A peer-to-peer (p2p) storage network is IPFS. Peers situated anywhere in the world can access content and may relay information, store it, or do both. Instead of using its location, IPFS knows how to find what you ask for using its content address.
Understanding IPFS is based on the following three key ideas:
- Content addressing for unique identification
- Directed acyclic graphs for content linking (DAGs)
- Distributed hash tables for content discovery (DHTs)
The IPFS ecosystem is made possible by these three concepts, which reinforce one another. Let's start with content addressing and distinctive content identification.
Instead of identifying material by its location, IPFS employs content addressing to determine what is inside of it. You already frequently search for items based on their content. For instance, when looking for a book in the library, you frequently inquire for it by name ; this is content addressing as you are inquiring as to what the book is. You would say, "I want the book that's on the second level, first stack, third shelf from the bottom, four books from the left," if you were using location addressing to find it. You wouldn't have a chance if someone moved that book!
Directed acyclic graphs, or DAGs, are a type of data structure that IPFS and many other systems use. They employ Merkle DAGs specifically, where each node has a distinctive identity that is a hash of the node's contents. Sounds recognizable? This brings up the CID idea that was discussed in the preceding section. Or to put it another way, content addressing is the act of identifying a data object by the value of its hash. If you're interested in learning more about Merkle DAGs, check out our guide on them.
A Merkle DAG can be organized in a variety of ways, and IPFS utilizes one that is tailored for representing directories and files. For instance, Git employs a Merkle DAG that contains several copies of your repository.
IPFS employs a distributed hash table, or DHT, to determine which peers are hosting the item you're looking for (discovery). A database of keys and values is called a hash table. A hash table that is shared among all of the peers in a distributed network is known as a distributed hash table. You consult your peers to find content.
The IPFS ecosystem's libp2p project manages peer connections and communication as well as providing the DHT. (Take note that libp2p can be used as a tool for various distributed systems in addition to IPFS, exactly like IPLD.)
You utilize the DHT once more to determine the current location of those peers once you have determined where your material is (or, more specifically, which peers are storing each of the blocks that make up the content you're after) (routing). Use libp2p to double-query the DHT in order to access the content.
You have identified your content and the location(s) in which it is now located. You must now access that information and download it. IPFS presently employs a module named Bitswap to request blocks from and send blocks to other peers.
With Bitswap, you can establish a connection with the peer or peers who have the content you require, send them your wantlist (a list of all the blocks you are looking for), and request the blocks you need from them. When those blocks are received, you can validate them by comparing their CIDs to the CIDs you requested by hashing their content. If necessary, you can additionally deduplicate blocks using these CIDs.

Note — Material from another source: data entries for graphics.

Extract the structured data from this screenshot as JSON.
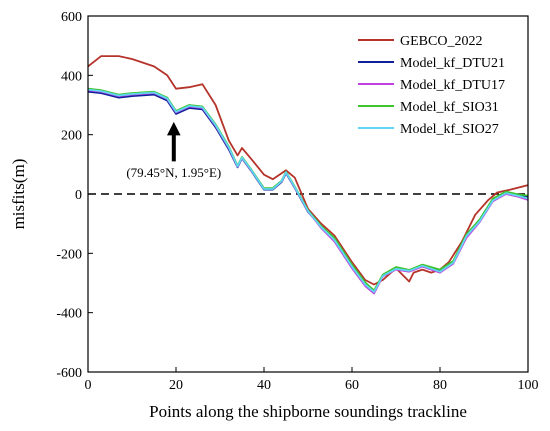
{
  "chart_data": {
    "type": "line",
    "xlabel": "Points along the shipborne soundings trackline",
    "ylabel": "misfits(m)",
    "xlim": [
      0,
      100
    ],
    "ylim": [
      -600,
      600
    ],
    "xticks": [
      0,
      20,
      40,
      60,
      80,
      100
    ],
    "yticks": [
      -600,
      -400,
      -200,
      0,
      200,
      400,
      600
    ],
    "grid": false,
    "legend_position": "top-right",
    "reference_line": {
      "y": 0,
      "style": "dashed",
      "color": "#000000"
    },
    "annotation": {
      "text": "(79.45°N, 1.95°E)",
      "x": 19.5,
      "y": 280,
      "arrow": "up"
    },
    "series": [
      {
        "name": "GEBCO_2022",
        "color": "#b5332a",
        "x": [
          0,
          3,
          7,
          10,
          15,
          18,
          20,
          23,
          26,
          29,
          32,
          34,
          35,
          37,
          40,
          42,
          44,
          45,
          47,
          50,
          53,
          56,
          60,
          63,
          65,
          67,
          70,
          73,
          74,
          76,
          78,
          80,
          82,
          85,
          88,
          91,
          93,
          96,
          100
        ],
        "y": [
          430,
          465,
          465,
          455,
          430,
          400,
          355,
          360,
          370,
          300,
          180,
          130,
          155,
          120,
          65,
          50,
          70,
          80,
          55,
          -50,
          -100,
          -140,
          -230,
          -290,
          -305,
          -290,
          -250,
          -295,
          -265,
          -255,
          -265,
          -255,
          -230,
          -160,
          -70,
          -20,
          5,
          15,
          30
        ]
      },
      {
        "name": "Model_kf_DTU21",
        "color": "#10209a",
        "x": [
          0,
          3,
          7,
          10,
          15,
          18,
          20,
          23,
          26,
          29,
          32,
          34,
          35,
          37,
          40,
          42,
          44,
          45,
          47,
          50,
          53,
          56,
          60,
          63,
          65,
          67,
          70,
          73,
          76,
          80,
          83,
          86,
          89,
          92,
          95,
          98,
          100
        ],
        "y": [
          345,
          340,
          325,
          330,
          335,
          315,
          270,
          290,
          285,
          225,
          150,
          90,
          120,
          80,
          15,
          15,
          40,
          70,
          20,
          -60,
          -110,
          -150,
          -240,
          -300,
          -330,
          -275,
          -250,
          -260,
          -240,
          -260,
          -230,
          -140,
          -90,
          -20,
          5,
          -5,
          -10
        ]
      },
      {
        "name": "Model_kf_DTU17",
        "color": "#c040e0",
        "x": [
          0,
          3,
          7,
          10,
          15,
          18,
          20,
          23,
          26,
          29,
          32,
          34,
          35,
          37,
          40,
          42,
          44,
          45,
          47,
          50,
          53,
          56,
          60,
          63,
          65,
          67,
          70,
          73,
          76,
          80,
          83,
          86,
          89,
          92,
          95,
          98,
          100
        ],
        "y": [
          350,
          345,
          330,
          335,
          340,
          320,
          275,
          295,
          290,
          230,
          155,
          92,
          122,
          82,
          18,
          18,
          42,
          72,
          22,
          -58,
          -115,
          -160,
          -250,
          -310,
          -335,
          -278,
          -255,
          -262,
          -245,
          -265,
          -235,
          -148,
          -95,
          -25,
          0,
          -10,
          -20
        ]
      },
      {
        "name": "Model_kf_SIO31",
        "color": "#3ec42f",
        "x": [
          0,
          3,
          7,
          10,
          15,
          18,
          20,
          23,
          26,
          29,
          32,
          34,
          35,
          37,
          40,
          42,
          44,
          45,
          47,
          50,
          53,
          56,
          60,
          63,
          65,
          67,
          70,
          73,
          76,
          80,
          83,
          86,
          89,
          92,
          95,
          98,
          100
        ],
        "y": [
          355,
          350,
          335,
          340,
          345,
          325,
          280,
          300,
          295,
          235,
          160,
          95,
          125,
          85,
          20,
          20,
          45,
          75,
          25,
          -55,
          -108,
          -148,
          -238,
          -298,
          -325,
          -272,
          -246,
          -256,
          -238,
          -255,
          -226,
          -136,
          -86,
          -16,
          8,
          -2,
          -5
        ]
      },
      {
        "name": "Model_kf_SIO27",
        "color": "#5fd6f2",
        "x": [
          0,
          3,
          7,
          10,
          15,
          18,
          20,
          23,
          26,
          29,
          32,
          34,
          35,
          37,
          40,
          42,
          44,
          45,
          47,
          50,
          53,
          56,
          60,
          63,
          65,
          67,
          70,
          73,
          76,
          80,
          83,
          86,
          89,
          92,
          95,
          98,
          100
        ],
        "y": [
          352,
          347,
          332,
          337,
          342,
          322,
          277,
          297,
          292,
          232,
          157,
          93,
          123,
          83,
          17,
          17,
          43,
          73,
          23,
          -57,
          -112,
          -155,
          -245,
          -305,
          -330,
          -276,
          -252,
          -259,
          -242,
          -262,
          -232,
          -142,
          -92,
          -22,
          3,
          -7,
          -15
        ]
      }
    ]
  }
}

Other content replication techniques are also being discussed, with Graphsync being the most advanced. A proposal to add capabilities for requests and answers to the Bitswap protocol is also being discussed.
The IPFS ecosystem is made up of numerous modular libraries that support particular components of any distributed system, as you may have inferred from this talk. Without a doubt, you can use any component of the stack separately or creatively mix them.
The IPFS ecosystem assigns CIDs to content and creates IPLD Merkle DAGs to connect that content. Over a DHT that libp2p offers, you can find content, connect to any source of that content, and download it using a multiplexed connection. The foundation upon which IPFS is built is the middle of the stack, which is made up of linked, unique identifiers. So, this is how IPFS works.